[Python-ideas] Contiguous-array-based ordering for OrderedDict

Andrew Barnert abarnert at yahoo.com
Sat Dec 12 19:06:56 EST 2015


On Dec 12, 2015, at 15:20, Serhiy Storchaka <storchaka at gmail.com> wrote:
> 
>> On 13.12.15 00:11, Andrew Barnert via Python-ideas wrote:
>>> On Dec 12, 2015, at 04:19, Serhiy Storchaka <storchaka at gmail.com> wrote:
>>> 
>>>>> On 12.12.15 13:06, Andrew Barnert via Python-ideas wrote:
>>>>> On Dec 12, 2015, at 01:27, Franklin? Lee <leewangzhong+python at gmail.com> wrote:
>>>>> 2. You don't have to shift for each deletion. You can wait until some
>>>>> threshold is reached before shifting, and maybe that will spread out
>>>>> the cost of shift among deletions enough to make an impact.
>>>> 
>>>> I don't think this would help nearly as much as you think. Keeping up to half the array for deleted slots also makes things more complex, doubles the extra storage. But, worst of all, whatever savings you get in the shift time (minus the increased time for the extra logic) are going to be lost in the increased search time: if the array is twice as big, the Kth real element is at 2K. So, instead of K + (N-K), you have 2K + x(N - K), and no matter how good that x speedup is, the 2K part is going to kill you.
>>>> 
>>>> Plus, an API that spreads out about the same work but does it in large batches is less usable. Imagine that you had two functions, one which always takes 1.1ms, one which usually takes 100us but every 1000 times it takes 1s (and freezes up the interpreter whole doing so). Which one would you choose?
>>> 
>>> All this is true for ordinal dict too. A hashtable needs extra storage, and iterating needs to skip unused entries. From time to time you need resize the storage and fill new storage with O(N) complexity. Due to unpredictability of hashes of strings and pointers, the number of collisions an resizings is not predicable, and a time of work can significantly vary from run to run.
>> 
>> That's not the same at all. The benefit of dict isn't that it's amortized, it's that it's amortized _constant_ instead of linear, which is a huge improvement, worth a bit of chunkiness. Going from linear to amortized linear, as the OP proposes, doesn't get you anything good for the cost.
>> 
>> I think you may be forgetting that dict doesn't rehash "from time to time" as this proposal does, it only does it when you grow. And it expands exponentially rather than linearly, so even in the special case where 100% of your operations are inserts, it's still only going to happen a few times.
> 
> Either you or me misunderstood the OP proposition. An array of indices needs to be "compacted" (that costs O(n)) only after at least O(n) addition/deletion/moving operations. Therefore the amortized cost is constant in worst case.

You've got two halves of a process that both take N/2 time. If you turn one of those halves into amortized constant time, your total time is still linear. (Maybe in some cases you've made it twice as fast, but that's still linear--but at any rate, in this case, he hasn't really made it twice as fast, because the first half, the linear search, now has twice as much to search.) So he's adding linear chunkiness, without reducing the total time.

That isn't the same as a normal dict, which adds only logarithmic chunkiness (it does its extra N work log N times, instead of extra N work N/C times), and in service of reducing the total time from linear to amortized constant.
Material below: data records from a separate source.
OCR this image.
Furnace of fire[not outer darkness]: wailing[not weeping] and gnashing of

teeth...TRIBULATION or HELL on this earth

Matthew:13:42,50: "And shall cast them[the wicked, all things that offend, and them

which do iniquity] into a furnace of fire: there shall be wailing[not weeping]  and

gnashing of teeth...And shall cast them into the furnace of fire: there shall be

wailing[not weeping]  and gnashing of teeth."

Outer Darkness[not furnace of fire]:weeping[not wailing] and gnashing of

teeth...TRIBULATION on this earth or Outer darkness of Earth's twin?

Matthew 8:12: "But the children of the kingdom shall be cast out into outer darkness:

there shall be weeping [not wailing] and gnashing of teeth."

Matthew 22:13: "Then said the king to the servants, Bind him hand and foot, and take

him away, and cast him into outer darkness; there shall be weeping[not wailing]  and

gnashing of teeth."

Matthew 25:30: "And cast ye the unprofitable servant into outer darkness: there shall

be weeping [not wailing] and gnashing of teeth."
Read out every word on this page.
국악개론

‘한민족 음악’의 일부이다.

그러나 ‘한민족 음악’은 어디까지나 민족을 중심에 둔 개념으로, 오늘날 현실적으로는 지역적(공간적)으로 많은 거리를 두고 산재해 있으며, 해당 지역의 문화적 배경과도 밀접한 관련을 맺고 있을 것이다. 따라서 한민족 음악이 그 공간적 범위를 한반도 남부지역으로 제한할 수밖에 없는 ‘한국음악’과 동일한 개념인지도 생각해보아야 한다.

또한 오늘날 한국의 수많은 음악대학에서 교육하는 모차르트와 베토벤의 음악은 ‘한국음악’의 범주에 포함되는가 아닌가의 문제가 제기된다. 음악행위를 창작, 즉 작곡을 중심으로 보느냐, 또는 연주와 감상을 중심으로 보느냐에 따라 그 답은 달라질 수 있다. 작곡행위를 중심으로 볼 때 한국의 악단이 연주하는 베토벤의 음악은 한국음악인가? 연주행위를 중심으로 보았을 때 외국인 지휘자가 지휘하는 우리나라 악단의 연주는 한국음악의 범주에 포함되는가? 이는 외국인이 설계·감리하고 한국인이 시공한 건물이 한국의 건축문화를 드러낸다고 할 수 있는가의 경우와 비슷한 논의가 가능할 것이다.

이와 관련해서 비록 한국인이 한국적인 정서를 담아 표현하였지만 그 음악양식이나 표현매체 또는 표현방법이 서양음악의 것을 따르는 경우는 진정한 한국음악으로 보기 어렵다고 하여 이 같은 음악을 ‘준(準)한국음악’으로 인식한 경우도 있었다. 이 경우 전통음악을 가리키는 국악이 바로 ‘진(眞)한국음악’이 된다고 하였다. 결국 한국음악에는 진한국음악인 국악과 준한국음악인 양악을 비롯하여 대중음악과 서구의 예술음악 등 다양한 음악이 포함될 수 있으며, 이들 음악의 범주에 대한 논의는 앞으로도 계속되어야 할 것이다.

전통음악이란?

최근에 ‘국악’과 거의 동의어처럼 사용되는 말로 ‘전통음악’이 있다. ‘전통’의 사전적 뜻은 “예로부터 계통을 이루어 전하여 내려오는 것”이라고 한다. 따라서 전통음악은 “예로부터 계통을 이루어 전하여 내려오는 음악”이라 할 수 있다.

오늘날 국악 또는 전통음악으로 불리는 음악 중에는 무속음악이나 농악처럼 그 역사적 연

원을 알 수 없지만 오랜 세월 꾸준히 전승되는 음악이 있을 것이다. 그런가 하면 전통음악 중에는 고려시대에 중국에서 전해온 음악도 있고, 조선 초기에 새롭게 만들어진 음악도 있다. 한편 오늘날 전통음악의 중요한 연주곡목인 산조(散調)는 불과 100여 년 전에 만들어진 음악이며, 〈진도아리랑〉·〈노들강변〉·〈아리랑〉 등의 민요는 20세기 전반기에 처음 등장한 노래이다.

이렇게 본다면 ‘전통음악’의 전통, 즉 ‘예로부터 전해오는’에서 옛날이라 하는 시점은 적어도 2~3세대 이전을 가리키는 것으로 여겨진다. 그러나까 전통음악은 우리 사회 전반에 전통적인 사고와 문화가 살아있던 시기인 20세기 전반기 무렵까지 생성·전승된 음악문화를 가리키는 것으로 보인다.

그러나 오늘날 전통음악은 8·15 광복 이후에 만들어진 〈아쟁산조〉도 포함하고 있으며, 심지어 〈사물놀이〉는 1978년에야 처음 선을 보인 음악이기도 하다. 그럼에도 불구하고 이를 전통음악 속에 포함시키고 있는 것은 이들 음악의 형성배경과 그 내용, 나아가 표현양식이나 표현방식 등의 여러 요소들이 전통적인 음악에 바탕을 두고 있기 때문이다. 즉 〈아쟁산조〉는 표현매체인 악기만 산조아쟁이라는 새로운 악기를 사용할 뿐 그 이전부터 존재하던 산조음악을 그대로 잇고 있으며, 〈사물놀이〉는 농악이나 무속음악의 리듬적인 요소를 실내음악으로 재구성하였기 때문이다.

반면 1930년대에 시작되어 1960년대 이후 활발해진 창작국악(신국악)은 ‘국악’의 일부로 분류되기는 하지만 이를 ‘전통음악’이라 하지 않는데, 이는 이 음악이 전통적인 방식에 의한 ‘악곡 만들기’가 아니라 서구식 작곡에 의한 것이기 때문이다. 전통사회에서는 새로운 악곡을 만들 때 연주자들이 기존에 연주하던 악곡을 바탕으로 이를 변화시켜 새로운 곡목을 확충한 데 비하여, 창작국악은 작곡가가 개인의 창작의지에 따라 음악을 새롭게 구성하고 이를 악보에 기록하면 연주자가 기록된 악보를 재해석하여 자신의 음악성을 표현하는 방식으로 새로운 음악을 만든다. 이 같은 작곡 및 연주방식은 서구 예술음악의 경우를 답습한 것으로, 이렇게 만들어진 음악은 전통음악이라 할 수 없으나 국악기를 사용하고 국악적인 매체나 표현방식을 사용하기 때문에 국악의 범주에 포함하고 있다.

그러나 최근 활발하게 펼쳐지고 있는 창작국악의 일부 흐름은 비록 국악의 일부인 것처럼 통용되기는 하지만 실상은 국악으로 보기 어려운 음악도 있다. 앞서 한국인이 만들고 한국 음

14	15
It's possible that there's some other optimization here that the OP didn't include (or that I didn't notice and reply to here) that you've intuitively assumed, which can get us back to constant time. If so, that would be great. (But if there were a way to get constant-time inserts and deletes at arbitrary locations within an array, I suspect nobody would have invented linked lists; am I missing something?)

> All this looks similar to Raymond's proof-of-concept for a compact dictionary (ordering is a side effect). [1]

But his design only preserves ordering if you never delete (or move, but he doesn't have an API for that). For example:

    >>> d = Dict(((1,1), (2,2), (3,3), (4,4)))
    >>> list(d)
    [1, 2, 3, 4]
    >>> del d[1]
    >>> list(d)
    [4, 2, 3]

And constant time deletes (or moves) without destroying order, which is exactly the problem that the hash of linked list nodes in the current design is there to solve. If you don't care about that problem, you don't need that design, but if you're building a general replacement for OrderedDict, you need it (or something to replace it).

Of course an ordered mapping that doesn't support deletions (or moves) could still be useful for lots of things (e.g., most of the time people say they want ordering for a **kw or a class dict, they don't need to delete or move anything).